For a few weeks, his “new enthusiasm” only covered small items. A printer cartridge. A pack of Trident. A box of screw anchors. Pointless thefts that left him with a buzzing in his veins that he hadn’t felt since, well, ever. Leslie even commented on how happy he seemed lately, how he was smiling more, laughing more.
He began relishing work. Life no longer felt like a long, slow conveyer belt to the grave.
But then the small hits began to fail. The challenge of something bigger began occupying his thoughts. More than once, Vaughn’s boss caught him staring dully into the grey, wintery void outside his office window as he dreamt about what to take next.
• • •
Vaughn pulled his knees to his chest, squeezing his body into the shadow cast by the light of the Pepsi machine. Down the hall, the security guard’s footsteps clicked closer. Under Vaughn’s right arm was an Xbox. Again, nothing he wanted or needed, but when he saw it at the Wal-Mart, he knew. Take me, it whispered.
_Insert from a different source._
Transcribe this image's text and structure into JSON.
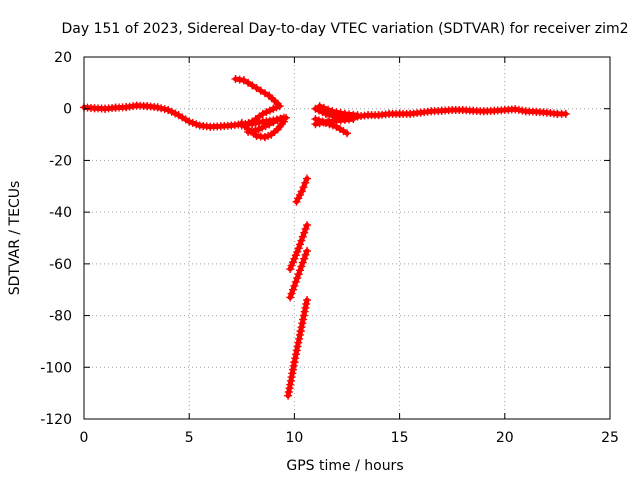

He began planning, studying the store hours, when the guards came and went, when employees arrived, where the loading dock entry points were. In a week he felt confident. He rose at 3 a.m., slipping out of bed without waking Leslie, and drove to the Wal-Mart, parking on the unlighted side of the building, near the dumpsters. Freight arrived at 3:45. but it wasn’t taken into the store rooms until 4. In that time, Vaughn figured he could slip in, grab an Xbox, and be back to his car in three minutes. A cinch.
Instead of walking past, the guard stopped in front of the machine, choosing a soda. Vaughn could count the black hairs on his hirsute hand. The machine consumed the guard’s dollar. If he moved even an inch to the left, there would be no way for him not to spot Vaughn. With an industrial rattle, it spat out the drink. The guard snapped it open, took a sip, and clicked away.
Vaughn waited for total silence before slinking off.
Back in the car, Vaughn knew it was one of the greatest moments of his life. His heart swelled as he gazed at the Xbox.
Standing in the pinkish pre-dawn light outside the gas station, filling his tank, he went over the events of the past half hour, congratulating himself on his courage and already pointing his thoughts to the next job and all the days he couldn’t wait for. Then, from behind a skeletal hedge, a figure hustled towards him, pulling a small revolver from his hoodie.
“Keep quiet and gimme your wallet,” the figure said, face shrouded, before glancing into the car. “And that Xbox, too.”
The cocking hammer reiterated the figure’s request.
He handed over his prize with the anguish of a mother leaving her child on an orphanage’s doorstep, and the figure, now carrying the Xbox, disappeared as quickly as he’d arrived.
Driving away, though, he started smiling.
Of course. Why hadn’t he thought of it before?
And soon, in the stale heat of the pawn shop, his eyes were seeping across the glass cases full of handguns, and he started to feel that beautiful, familiar buzzing in his blood.